Shareholders in Arabtec Holding are due to vote on its proposed capital restructuring at its annual general meeting, which is scheduled for April 18.
The company has proposed a restructuring through which it will raise Dh1.5 billion by issuing 1.5 million new shares, initially taking the total number of shares in circulation to more than 6.1 million. Following this, a capital reduction will take place where 4.6 billion shares will be cancelled, freeing up the same amount of liabilities that can then be used to write off accumulated losses.
Aabar Investments, which is part of the government-owned investment fund Ipic, has already agreed to subscribe to its full entitlement under the issue. It owns 36.11 per cent of the shares in Arabtec but it has also pledged to buy up any excess shares that other investors do not subscribe to during the issue.
"In a construction company, you need two things: cash and people," Hamish Tyrwhitt, Arabtec's chief executive, told The National after the company recently filed accounts declaring a Dh3.4 billion loss for 2016.

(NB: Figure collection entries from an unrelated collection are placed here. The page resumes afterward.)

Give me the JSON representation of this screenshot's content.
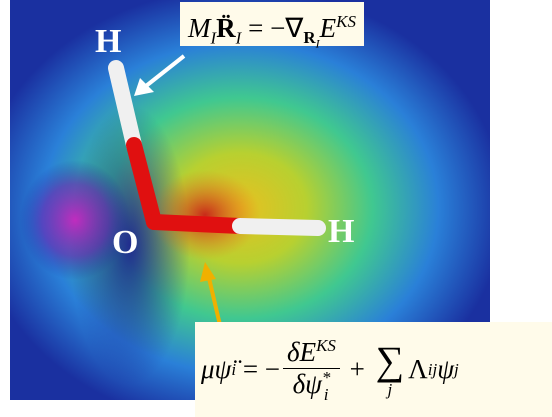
{
  "atoms": [
    {
      "label": "H"
    },
    {
      "label": "O"
    },
    {
      "label": "H"
    }
  ],
  "equation_1": {
    "terms": [
      {
        "base": "M",
        "sub": "I"
      },
      {
        "base": "R̈",
        "sub": "I"
      },
      {
        "base": " = −∇",
        "sub": "R",
        "sub_sub": "I"
      },
      {
        "base": "E",
        "sup": "KS"
      }
    ]
  },
  "equation_2": {
    "lhs": {
      "base": "μψ̈",
      "sub": "i"
    },
    "equals": " = −",
    "numerator": {
      "base": "δE",
      "sup": "KS"
    },
    "denominator": {
      "base": "δψ",
      "sub": "i",
      "sup": "*"
    },
    "plus": " + ",
    "sum": {
      "base": "∑",
      "under": "j"
    },
    "lambda": {
      "base": "Λ",
      "sub": "ij"
    },
    "psi": {
      "base": "ψ",
      "sub": "j"
    }
  }
}
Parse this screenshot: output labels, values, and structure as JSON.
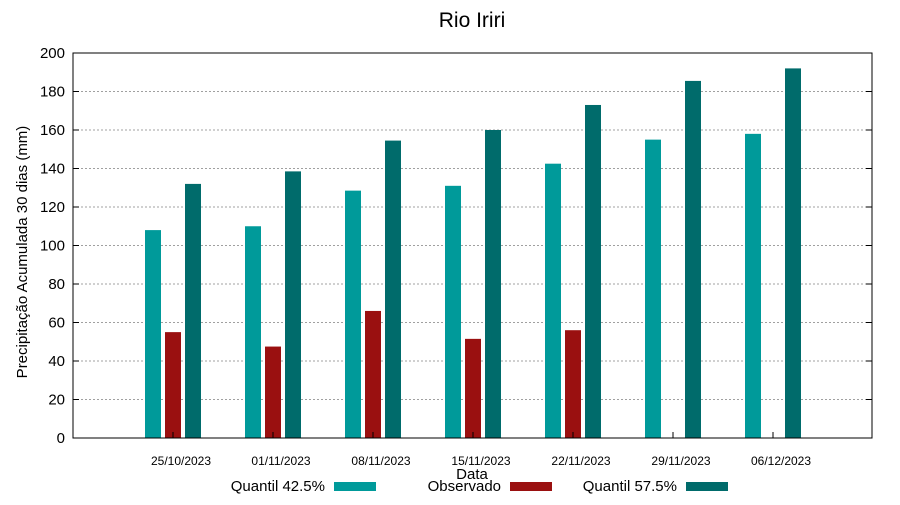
{
  "chart_data": {
    "type": "bar",
    "title": "Rio Iriri",
    "xlabel": "Data",
    "ylabel": "Precipitação Acumulada 30 dias (mm)",
    "ylim": [
      0,
      200
    ],
    "yticks": [
      0,
      20,
      40,
      60,
      80,
      100,
      120,
      140,
      160,
      180,
      200
    ],
    "grid": true,
    "legend_position": "bottom",
    "categories": [
      "25/10/2023",
      "01/11/2023",
      "08/11/2023",
      "15/11/2023",
      "22/11/2023",
      "29/11/2023",
      "06/12/2023"
    ],
    "series": [
      {
        "name": "Quantil 42.5%",
        "color": "#009a9a",
        "values": [
          108,
          110,
          128.5,
          131,
          142.5,
          155,
          158
        ]
      },
      {
        "name": "Observado",
        "color": "#9a1010",
        "values": [
          55,
          47.5,
          66,
          51.5,
          56,
          null,
          null
        ]
      },
      {
        "name": "Quantil 57.5%",
        "color": "#006b6b",
        "values": [
          132,
          138.5,
          154.5,
          160,
          173,
          185.5,
          192
        ]
      }
    ]
  }
}
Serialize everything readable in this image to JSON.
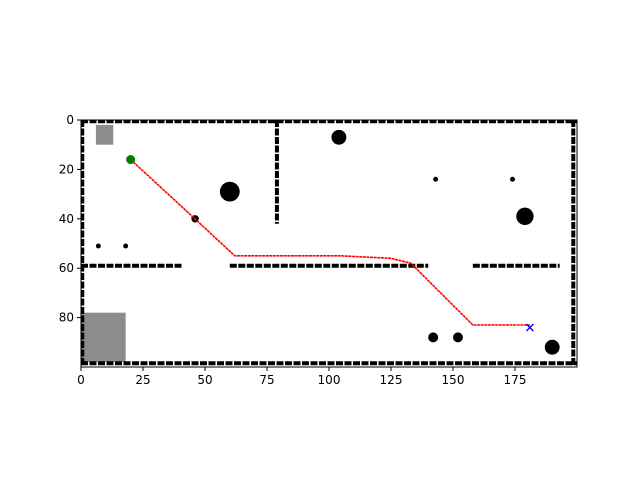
{
  "chart_data": {
    "type": "heatmap",
    "title": "",
    "xlabel": "",
    "ylabel": "",
    "xlim": [
      0,
      200
    ],
    "ylim": [
      100,
      0
    ],
    "x_ticks": [
      0,
      25,
      50,
      75,
      100,
      125,
      150,
      175
    ],
    "y_ticks": [
      0,
      20,
      40,
      60,
      80
    ],
    "grid": false,
    "occupancy_colors": {
      "free": "#ffffff",
      "occupied": "#000000",
      "unknown": "#8c8c8c"
    },
    "walls": [
      [
        [
          0,
          0.5
        ],
        [
          200,
          0.5
        ]
      ],
      [
        [
          0,
          98.5
        ],
        [
          200,
          98.5
        ]
      ],
      [
        [
          0.5,
          0
        ],
        [
          0.5,
          100
        ]
      ],
      [
        [
          198.5,
          0
        ],
        [
          198.5,
          100
        ]
      ],
      [
        [
          79,
          0
        ],
        [
          79,
          42
        ]
      ],
      [
        [
          0,
          59
        ],
        [
          41,
          59
        ]
      ],
      [
        [
          60,
          59
        ],
        [
          140,
          59
        ]
      ],
      [
        [
          158,
          59
        ],
        [
          193,
          59
        ]
      ]
    ],
    "obstacles": [
      {
        "x": 60,
        "y": 29,
        "r": 4
      },
      {
        "x": 104,
        "y": 7,
        "r": 3
      },
      {
        "x": 179,
        "y": 39,
        "r": 3.5
      },
      {
        "x": 46,
        "y": 40,
        "r": 1.5
      },
      {
        "x": 142,
        "y": 88,
        "r": 2
      },
      {
        "x": 152,
        "y": 88,
        "r": 2
      },
      {
        "x": 190,
        "y": 92,
        "r": 3
      },
      {
        "x": 143,
        "y": 24,
        "r": 1
      },
      {
        "x": 174,
        "y": 24,
        "r": 1
      },
      {
        "x": 18,
        "y": 51,
        "r": 1
      },
      {
        "x": 7,
        "y": 51,
        "r": 1
      }
    ],
    "unknown_regions": [
      {
        "x0": 0,
        "y0": 78,
        "x1": 18,
        "y1": 98
      },
      {
        "x0": 6,
        "y0": 2,
        "x1": 13,
        "y1": 10
      }
    ],
    "series": [
      {
        "type": "line",
        "color": "#ff0000",
        "x": [
          20,
          47,
          62,
          105,
          125,
          133,
          158,
          181
        ],
        "y": [
          16,
          41,
          55,
          55,
          56,
          58,
          83,
          83
        ]
      }
    ],
    "start": {
      "x": 20,
      "y": 16,
      "marker": "circle",
      "color": "#008000"
    },
    "goal": {
      "x": 181,
      "y": 84,
      "marker": "x",
      "color": "#0000ff"
    }
  }
}
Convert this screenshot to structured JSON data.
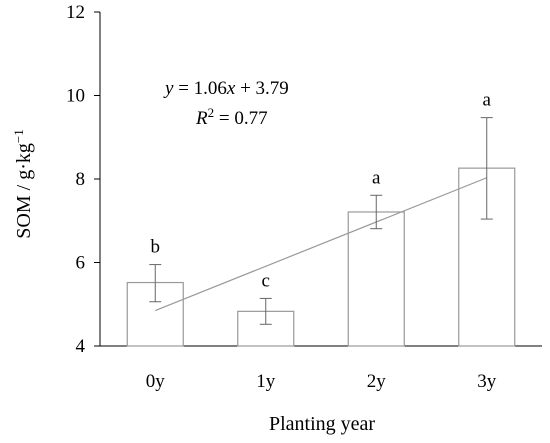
{
  "chart_data": {
    "type": "bar",
    "categories": [
      "0y",
      "1y",
      "2y",
      "3y"
    ],
    "values": [
      5.52,
      4.83,
      7.21,
      8.26
    ],
    "error_low": [
      5.06,
      4.52,
      6.81,
      7.04
    ],
    "error_high": [
      5.95,
      5.14,
      7.61,
      9.47
    ],
    "significance_letters": [
      "b",
      "c",
      "a",
      "a"
    ],
    "xlabel": "Planting year",
    "ylabel": {
      "prefix": "SOM / g·kg",
      "superscript": "−1"
    },
    "ylim": [
      4,
      12
    ],
    "yticks": [
      "4",
      "6",
      "8",
      "10",
      "12"
    ],
    "trendline": {
      "slope": 1.06,
      "intercept": 3.79,
      "x_start": 1,
      "x_end": 4,
      "equation": {
        "y_var": "y",
        "equals_prefix": " = 1.06",
        "x_var": "x",
        "rest": " + 3.79"
      },
      "r2": {
        "r_var": "R",
        "sup": "2",
        "rest": " = 0.77"
      }
    },
    "grid": false,
    "colors": {
      "bar_fill": "#ffffff",
      "bar_stroke": "#999999",
      "trendline": "#999999",
      "error_bar": "#666666",
      "axis": "#000000"
    }
  }
}
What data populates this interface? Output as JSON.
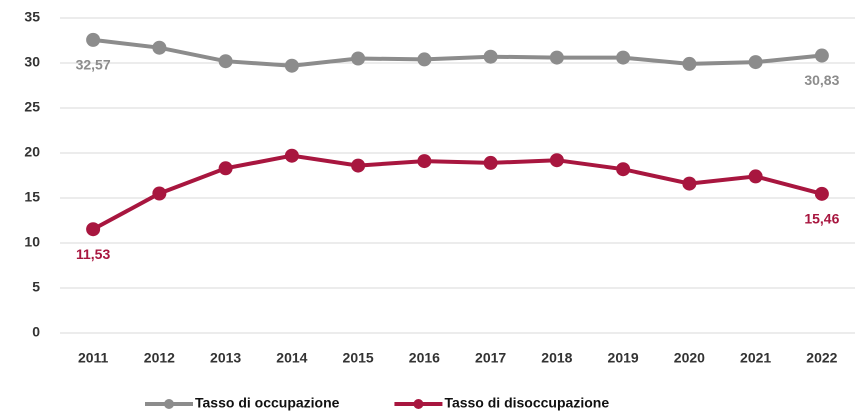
{
  "chart_data": {
    "type": "line",
    "categories": [
      "2011",
      "2012",
      "2013",
      "2014",
      "2015",
      "2016",
      "2017",
      "2018",
      "2019",
      "2020",
      "2021",
      "2022"
    ],
    "series": [
      {
        "name": "Tasso di occupazione",
        "color": "#8c8c8c",
        "values": [
          32.57,
          31.7,
          30.2,
          29.7,
          30.5,
          30.4,
          30.7,
          30.6,
          30.6,
          29.9,
          30.1,
          30.83
        ],
        "value_labels": [
          "32,57",
          null,
          null,
          null,
          null,
          null,
          null,
          null,
          null,
          null,
          null,
          "30,83"
        ]
      },
      {
        "name": "Tasso di disoccupazione",
        "color": "#a8163f",
        "values": [
          11.53,
          15.5,
          18.3,
          19.7,
          18.6,
          19.1,
          18.9,
          19.2,
          18.2,
          16.6,
          17.4,
          15.46
        ],
        "value_labels": [
          "11,53",
          null,
          null,
          null,
          null,
          null,
          null,
          null,
          null,
          null,
          null,
          "15,46"
        ]
      }
    ],
    "ylim": [
      0,
      35
    ],
    "yticks": [
      0,
      5,
      10,
      15,
      20,
      25,
      30,
      35
    ],
    "grid": true,
    "legend": "bottom"
  }
}
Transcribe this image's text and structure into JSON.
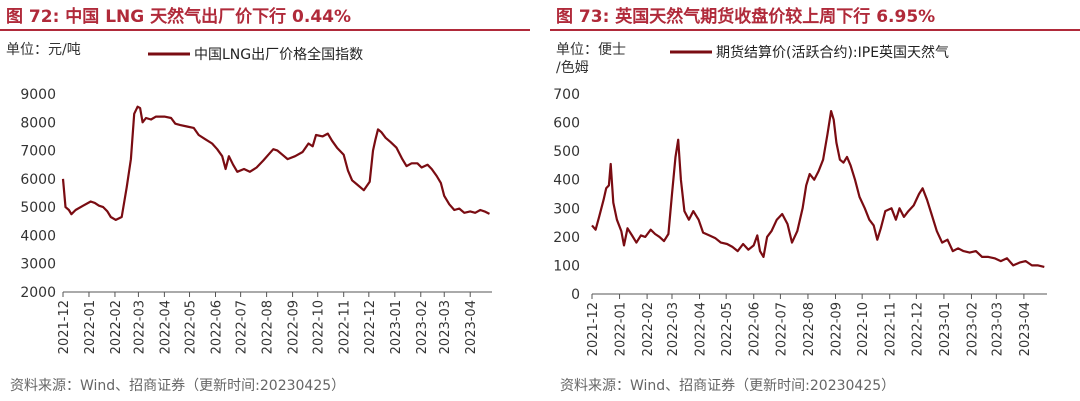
{
  "colors": {
    "accent": "#b02a3a",
    "series": "#7a0c12",
    "axis": "#555555"
  },
  "charts": [
    {
      "id": "left",
      "title": "图 72:  中国 LNG 天然气出厂价下行 0.44%",
      "unit": "单位：元/吨",
      "source": "资料来源：Wind、招商证券（更新时间:20230425）",
      "chart_data": {
        "type": "line",
        "title": "图 72:  中国 LNG 天然气出厂价下行 0.44%",
        "y_unit": "单位：元/吨",
        "ylim": [
          2000,
          9000
        ],
        "yticks": [
          2000,
          3000,
          4000,
          5000,
          6000,
          7000,
          8000,
          9000
        ],
        "xlim": [
          "2021-12",
          "2023-04"
        ],
        "xticks": [
          "2021-12",
          "2022-01",
          "2022-02",
          "2022-03",
          "2022-04",
          "2022-05",
          "2022-06",
          "2022-07",
          "2022-08",
          "2022-09",
          "2022-10",
          "2022-11",
          "2022-12",
          "2023-01",
          "2023-02",
          "2023-03",
          "2023-04"
        ],
        "grid": false,
        "legend": "top",
        "series": [
          {
            "name": "中国LNG出厂价格全国指数",
            "points": [
              [
                "2021-12-01",
                6000
              ],
              [
                "2021-12-04",
                5000
              ],
              [
                "2021-12-08",
                4900
              ],
              [
                "2021-12-11",
                4750
              ],
              [
                "2021-12-16",
                4900
              ],
              [
                "2021-12-25",
                5050
              ],
              [
                "2022-01-03",
                5200
              ],
              [
                "2022-01-08",
                5150
              ],
              [
                "2022-01-13",
                5050
              ],
              [
                "2022-01-18",
                5000
              ],
              [
                "2022-01-23",
                4850
              ],
              [
                "2022-01-27",
                4650
              ],
              [
                "2022-02-02",
                4550
              ],
              [
                "2022-02-09",
                4650
              ],
              [
                "2022-02-15",
                5700
              ],
              [
                "2022-02-20",
                6700
              ],
              [
                "2022-02-24",
                8300
              ],
              [
                "2022-02-28",
                8550
              ],
              [
                "2022-03-03",
                8500
              ],
              [
                "2022-03-06",
                8000
              ],
              [
                "2022-03-10",
                8150
              ],
              [
                "2022-03-16",
                8100
              ],
              [
                "2022-03-22",
                8200
              ],
              [
                "2022-04-01",
                8200
              ],
              [
                "2022-04-09",
                8150
              ],
              [
                "2022-04-14",
                7950
              ],
              [
                "2022-04-20",
                7900
              ],
              [
                "2022-04-28",
                7850
              ],
              [
                "2022-05-06",
                7800
              ],
              [
                "2022-05-12",
                7550
              ],
              [
                "2022-05-20",
                7400
              ],
              [
                "2022-05-28",
                7250
              ],
              [
                "2022-06-03",
                7050
              ],
              [
                "2022-06-09",
                6800
              ],
              [
                "2022-06-13",
                6350
              ],
              [
                "2022-06-17",
                6800
              ],
              [
                "2022-06-22",
                6500
              ],
              [
                "2022-06-27",
                6250
              ],
              [
                "2022-07-05",
                6350
              ],
              [
                "2022-07-12",
                6250
              ],
              [
                "2022-07-20",
                6400
              ],
              [
                "2022-07-28",
                6650
              ],
              [
                "2022-08-03",
                6850
              ],
              [
                "2022-08-09",
                7050
              ],
              [
                "2022-08-14",
                7000
              ],
              [
                "2022-08-20",
                6850
              ],
              [
                "2022-08-26",
                6700
              ],
              [
                "2022-09-04",
                6800
              ],
              [
                "2022-09-13",
                6950
              ],
              [
                "2022-09-20",
                7250
              ],
              [
                "2022-09-25",
                7150
              ],
              [
                "2022-09-29",
                7550
              ],
              [
                "2022-10-07",
                7500
              ],
              [
                "2022-10-13",
                7600
              ],
              [
                "2022-10-18",
                7350
              ],
              [
                "2022-10-24",
                7100
              ],
              [
                "2022-11-01",
                6850
              ],
              [
                "2022-11-06",
                6300
              ],
              [
                "2022-11-11",
                5950
              ],
              [
                "2022-11-17",
                5800
              ],
              [
                "2022-11-25",
                5600
              ],
              [
                "2022-12-02",
                5900
              ],
              [
                "2022-12-06",
                7000
              ],
              [
                "2022-12-09",
                7400
              ],
              [
                "2022-12-12",
                7750
              ],
              [
                "2022-12-16",
                7650
              ],
              [
                "2022-12-21",
                7450
              ],
              [
                "2022-12-27",
                7300
              ],
              [
                "2023-01-03",
                7100
              ],
              [
                "2023-01-10",
                6700
              ],
              [
                "2023-01-15",
                6450
              ],
              [
                "2023-01-21",
                6550
              ],
              [
                "2023-01-28",
                6550
              ],
              [
                "2023-02-02",
                6400
              ],
              [
                "2023-02-09",
                6500
              ],
              [
                "2023-02-14",
                6350
              ],
              [
                "2023-02-20",
                6100
              ],
              [
                "2023-02-25",
                5850
              ],
              [
                "2023-03-01",
                5400
              ],
              [
                "2023-03-07",
                5100
              ],
              [
                "2023-03-13",
                4900
              ],
              [
                "2023-03-19",
                4950
              ],
              [
                "2023-03-25",
                4800
              ],
              [
                "2023-04-01",
                4850
              ],
              [
                "2023-04-07",
                4800
              ],
              [
                "2023-04-13",
                4900
              ],
              [
                "2023-04-18",
                4850
              ],
              [
                "2023-04-24",
                4760
              ]
            ]
          }
        ]
      }
    },
    {
      "id": "right",
      "title": "图 73:  英国天然气期货收盘价较上周下行 6.95%",
      "unit": "单位：便士/色姆",
      "source": "资料来源：Wind、招商证券（更新时间:20230425）",
      "chart_data": {
        "type": "line",
        "title": "图 73:  英国天然气期货收盘价较上周下行 6.95%",
        "y_unit": "单位：便士/色姆",
        "ylim": [
          0,
          700
        ],
        "yticks": [
          0,
          100,
          200,
          300,
          400,
          500,
          600,
          700
        ],
        "xlim": [
          "2021-12",
          "2023-04"
        ],
        "xticks": [
          "2021-12",
          "2022-01",
          "2022-02",
          "2022-03",
          "2022-04",
          "2022-05",
          "2022-06",
          "2022-07",
          "2022-08",
          "2022-09",
          "2022-10",
          "2022-11",
          "2022-12",
          "2023-01",
          "2023-02",
          "2023-03",
          "2023-04"
        ],
        "grid": false,
        "legend": "top",
        "series": [
          {
            "name": "期货结算价(活跃合约):IPE英国天然气",
            "points": [
              [
                "2021-12-01",
                240
              ],
              [
                "2021-12-05",
                225
              ],
              [
                "2021-12-09",
                270
              ],
              [
                "2021-12-14",
                330
              ],
              [
                "2021-12-17",
                370
              ],
              [
                "2021-12-20",
                380
              ],
              [
                "2021-12-22",
                455
              ],
              [
                "2021-12-25",
                320
              ],
              [
                "2021-12-29",
                260
              ],
              [
                "2022-01-03",
                220
              ],
              [
                "2022-01-06",
                170
              ],
              [
                "2022-01-10",
                230
              ],
              [
                "2022-01-15",
                205
              ],
              [
                "2022-01-20",
                180
              ],
              [
                "2022-01-25",
                205
              ],
              [
                "2022-01-30",
                200
              ],
              [
                "2022-02-05",
                225
              ],
              [
                "2022-02-10",
                210
              ],
              [
                "2022-02-15",
                200
              ],
              [
                "2022-02-20",
                185
              ],
              [
                "2022-02-25",
                210
              ],
              [
                "2022-03-01",
                350
              ],
              [
                "2022-03-05",
                480
              ],
              [
                "2022-03-08",
                540
              ],
              [
                "2022-03-11",
                400
              ],
              [
                "2022-03-15",
                290
              ],
              [
                "2022-03-20",
                260
              ],
              [
                "2022-03-25",
                290
              ],
              [
                "2022-03-31",
                260
              ],
              [
                "2022-04-05",
                215
              ],
              [
                "2022-04-12",
                205
              ],
              [
                "2022-04-19",
                195
              ],
              [
                "2022-04-25",
                180
              ],
              [
                "2022-05-02",
                175
              ],
              [
                "2022-05-08",
                165
              ],
              [
                "2022-05-14",
                150
              ],
              [
                "2022-05-20",
                175
              ],
              [
                "2022-05-26",
                155
              ],
              [
                "2022-06-01",
                170
              ],
              [
                "2022-06-05",
                205
              ],
              [
                "2022-06-08",
                150
              ],
              [
                "2022-06-12",
                130
              ],
              [
                "2022-06-16",
                200
              ],
              [
                "2022-06-21",
                220
              ],
              [
                "2022-06-27",
                260
              ],
              [
                "2022-07-03",
                280
              ],
              [
                "2022-07-09",
                245
              ],
              [
                "2022-07-14",
                180
              ],
              [
                "2022-07-20",
                220
              ],
              [
                "2022-07-26",
                300
              ],
              [
                "2022-07-30",
                380
              ],
              [
                "2022-08-03",
                420
              ],
              [
                "2022-08-08",
                400
              ],
              [
                "2022-08-13",
                430
              ],
              [
                "2022-08-18",
                470
              ],
              [
                "2022-08-23",
                560
              ],
              [
                "2022-08-27",
                640
              ],
              [
                "2022-08-30",
                610
              ],
              [
                "2022-09-02",
                530
              ],
              [
                "2022-09-06",
                470
              ],
              [
                "2022-09-10",
                460
              ],
              [
                "2022-09-14",
                480
              ],
              [
                "2022-09-18",
                450
              ],
              [
                "2022-09-23",
                400
              ],
              [
                "2022-09-28",
                340
              ],
              [
                "2022-10-04",
                300
              ],
              [
                "2022-10-09",
                260
              ],
              [
                "2022-10-14",
                240
              ],
              [
                "2022-10-18",
                190
              ],
              [
                "2022-10-22",
                230
              ],
              [
                "2022-10-27",
                290
              ],
              [
                "2022-11-03",
                300
              ],
              [
                "2022-11-08",
                260
              ],
              [
                "2022-11-12",
                300
              ],
              [
                "2022-11-17",
                270
              ],
              [
                "2022-11-22",
                290
              ],
              [
                "2022-11-28",
                310
              ],
              [
                "2022-12-04",
                350
              ],
              [
                "2022-12-08",
                370
              ],
              [
                "2022-12-13",
                330
              ],
              [
                "2022-12-18",
                280
              ],
              [
                "2022-12-24",
                220
              ],
              [
                "2022-12-30",
                180
              ],
              [
                "2023-01-05",
                190
              ],
              [
                "2023-01-11",
                150
              ],
              [
                "2023-01-17",
                160
              ],
              [
                "2023-01-23",
                150
              ],
              [
                "2023-01-30",
                145
              ],
              [
                "2023-02-06",
                150
              ],
              [
                "2023-02-13",
                130
              ],
              [
                "2023-02-20",
                130
              ],
              [
                "2023-02-27",
                125
              ],
              [
                "2023-03-06",
                115
              ],
              [
                "2023-03-13",
                125
              ],
              [
                "2023-03-20",
                100
              ],
              [
                "2023-03-27",
                110
              ],
              [
                "2023-04-03",
                115
              ],
              [
                "2023-04-10",
                100
              ],
              [
                "2023-04-17",
                100
              ],
              [
                "2023-04-24",
                95
              ]
            ]
          }
        ]
      }
    }
  ]
}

The company has already identified several new management team members who are due to join in the coming months and, alongside the proposed Dh1.5bn rights issue, it is planning to raise more cash through the disposal of non-core assets.
“Those things that are investments we have – whether it is some shares in a company, a minority stake or partnerships in some things – once we’ve had a strategic review I’d be looking at recycling that capital into the core of the business,” said Mr Tyrwhitt.
Arabtec’s annual general meeting is set to take places at Ipic’s offices in Abu Dhabi.
The company’s shares closed 2.46 per cent up on Sunday.